Project Drift

I’ve done a few more Road Scholar gigs this year, and my co-guide and I both feel that the ride choices could be improved, mainly by doing more bike paths and rail-trails, and doing less actual road riding. This would avoid the biggest issues we face (traffic and hills), and maybe allow the rides to be a bit longer and more enjoyable.

Meantime, I’d noticed a tendency, among our van drivers, to use Google Maps to navigate our pick-up, drop-off and other van access points. This is I think a good thing, but it’s led to map searches finding the wrong drop-off point — nearby features rather than the specific location we use. It works well enough that “OK, turn left here and pull into that parking lot” will get us there once we’re close enough, but navigating to an actual position (a given latitude and longitude, for instance) would work much better.

Finally, I thought it would be good to have an official repository somewhere, of the rides: their official routes (I use GPS to navigate on the rides) as well as waypoints, like lunch spots, points of interest along the ride, and those pick-up and drop-off points. Ideally, I would be able to load a ride into my GPS and have all info for the ride at my fingertips.

These all coalesced in my mind into the Great Big Ride Database GIS Project. The project would be made of three parts: storage of rides (official or otherwise) and waypoints into a ride database, transfer of rides/waypoints to and from my GPS, and analysis of the ride data.

First Steps, and Revolting Developments

I started by keeping “official versions” of our rides on RideWithGPS, and I would download them as GPX files onto my Garmin when I needed them. This would only take care of the route itself, however; I thought that there was also a need to maintain a list of waypoints associated with each route, so I decided to build some kind of database to hold routes and their waypoints.

Since I would like to be able to just hand over the ride information in some file format, my first attempt was to build the database as a GeoPackage file. This actually worked pretty well, when my plan was just to stuff the data into storage. But then, my plans started to morph: I needed to actually analyze the data (with a spatial query) to generate info I needed. The GeoPackage file should have been able to handle this, but I think I must have done something wrong back when I installed the underlying GeoPackage/SpatiaLite libraries, or I was doing something wrong now, but I just couldn’t get any spatial functions to work. After frustrating myself for a while I just moved the database over to PostGIS. My project was changing, but at least it worked.
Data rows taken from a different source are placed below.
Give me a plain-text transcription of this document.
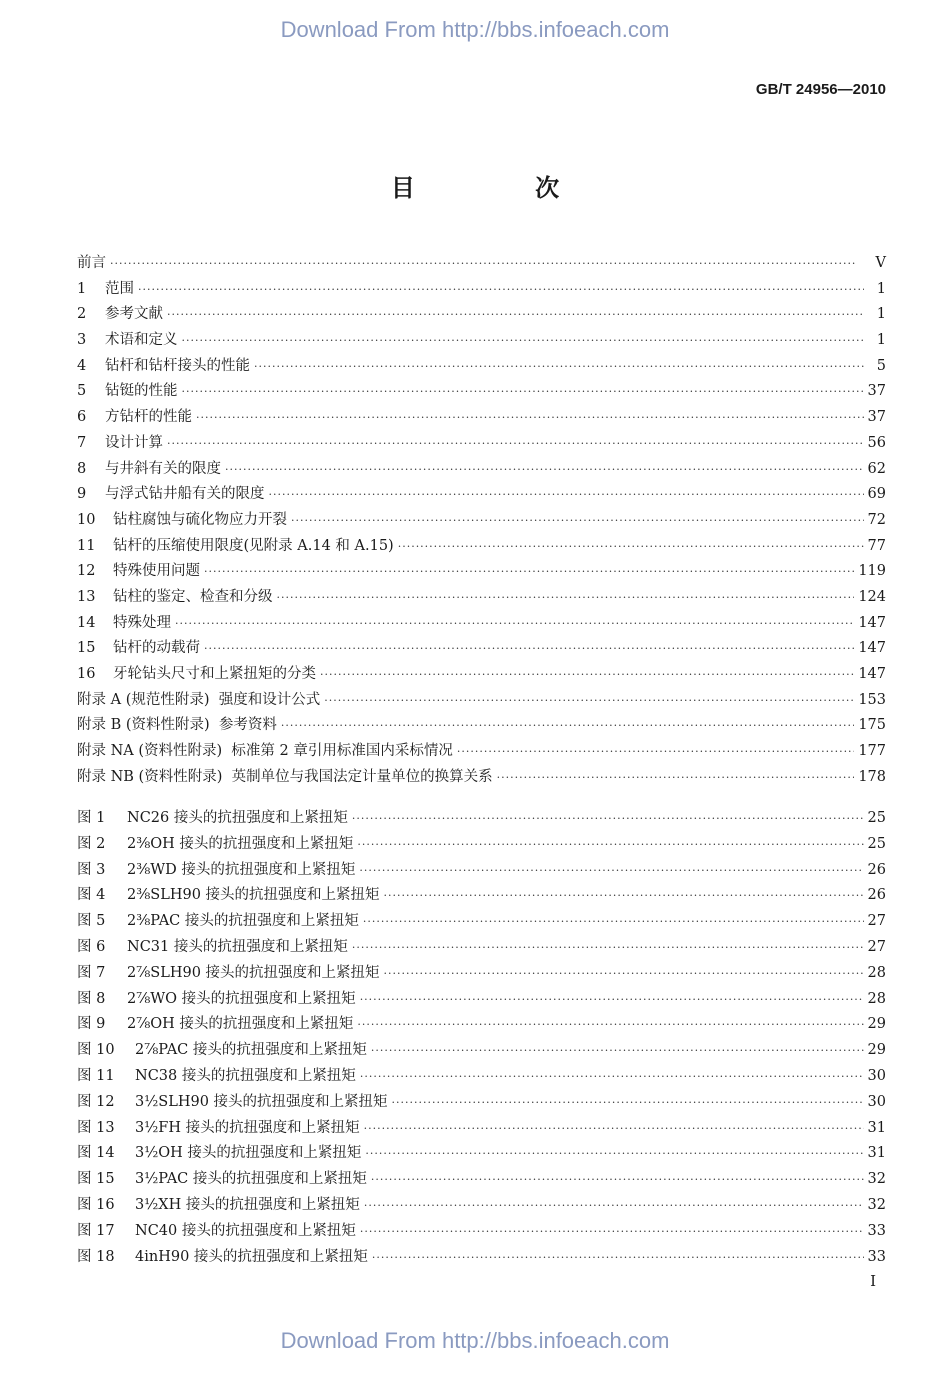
Download From http://bbs.infoeach.com
GB/T 24956—2010
目 次
前言 ·····	V
1	范围 ·····	1
2	参考文献 ·····	1
3	术语和定义 ·····	1
4	钻杆和钻杆接头的性能 ·····	5
5	钻铤的性能 ·····	37
6	方钻杆的性能 ·····	37
7	设计计算 ·····	56
8	与井斜有关的限度 ·····	62
9	与浮式钻井船有关的限度 ·····	69
10	钻柱腐蚀与硫化物应力开裂 ·····	72
11	钻杆的压缩使用限度(见附录 A.14 和 A.15) ·····	77
12	特殊使用问题 ·····	119
13	钻柱的鉴定、检查和分级 ·····	124
14	特殊处理 ·····	147
15	钻杆的动载荷 ·····	147
16	牙轮钻头尺寸和上紧扭矩的分类 ·····	147
附录 A (规范性附录)  强度和设计公式 ·····	153
附录 B (资料性附录)  参考资料 ·····	175
附录 NA (资料性附录)  标准第 2 章引用标准国内采标情况 ·····	177
附录 NB (资料性附录)  英制单位与我国法定计量单位的换算关系 ·····	178
图 1	NC26 接头的抗扭强度和上紧扭矩 ·····	25
图 2	2⅜OH 接头的抗扭强度和上紧扭矩 ·····	25
图 3	2⅜WD 接头的抗扭强度和上紧扭矩 ·····	26
图 4	2⅜SLH90 接头的抗扭强度和上紧扭矩 ·····	26
图 5	2⅜PAC 接头的抗扭强度和上紧扭矩 ·····	27
图 6	NC31 接头的抗扭强度和上紧扭矩 ·····	27
图 7	2⅞SLH90 接头的抗扭强度和上紧扭矩 ·····	28
图 8	2⅞WO 接头的抗扭强度和上紧扭矩 ·····	28
图 9	2⅞OH 接头的抗扭强度和上紧扭矩 ·····	29
图 10	2⅞PAC 接头的抗扭强度和上紧扭矩 ·····	29
图 11	NC38 接头的抗扭强度和上紧扭矩 ·····	30
图 12	3½SLH90 接头的抗扭强度和上紧扭矩 ·····	30
图 13	3½FH 接头的抗扭强度和上紧扭矩 ·····	31
图 14	3½OH 接头的抗扭强度和上紧扭矩 ·····	31
图 15	3½PAC 接头的抗扭强度和上紧扭矩 ·····	32
图 16	3½XH 接头的抗扭强度和上紧扭矩 ·····	32
图 17	NC40 接头的抗扭强度和上紧扭矩 ·····	33
图 18	4inH90 接头的抗扭强度和上紧扭矩 ·····	33
I
Download From http://bbs.infoeach.com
So at this point, I started looking at the problem of getting the point data to places where I could use it — like onto and off of my Garmin. I collected a bunch of the waypoints as “saved locations” on my GPS, but then I couldn’t find any good way to export or upload them. (The Google tells me that Garmin apparently has some Windows programs that can manage waypoints, but that does me no good.)

I eventually dropped back and punted by writing a Python script. I scrounged around inside my Garmin and found a file called that seemed to be where the saved locations were stored, and used that fitparse library to rummage inside the FIT file, eventually figuring out the (undocumented) structure used to store waypoints. I could now export the waypoints into a QGIS layer, then I managed to realize that I could import the waypoints to my GPS via a GPX file in the same way I could import rides via GPX, and could even combine waypoints with the ride trackpoints in the same file for importing. Major breakthrough! — though the Garmin seemingly ignores all waypoint information (symbology, comment) except the name.

So things are now a bit different than how I first planned it, but I have a system that works. Next up: evaluating potential routes.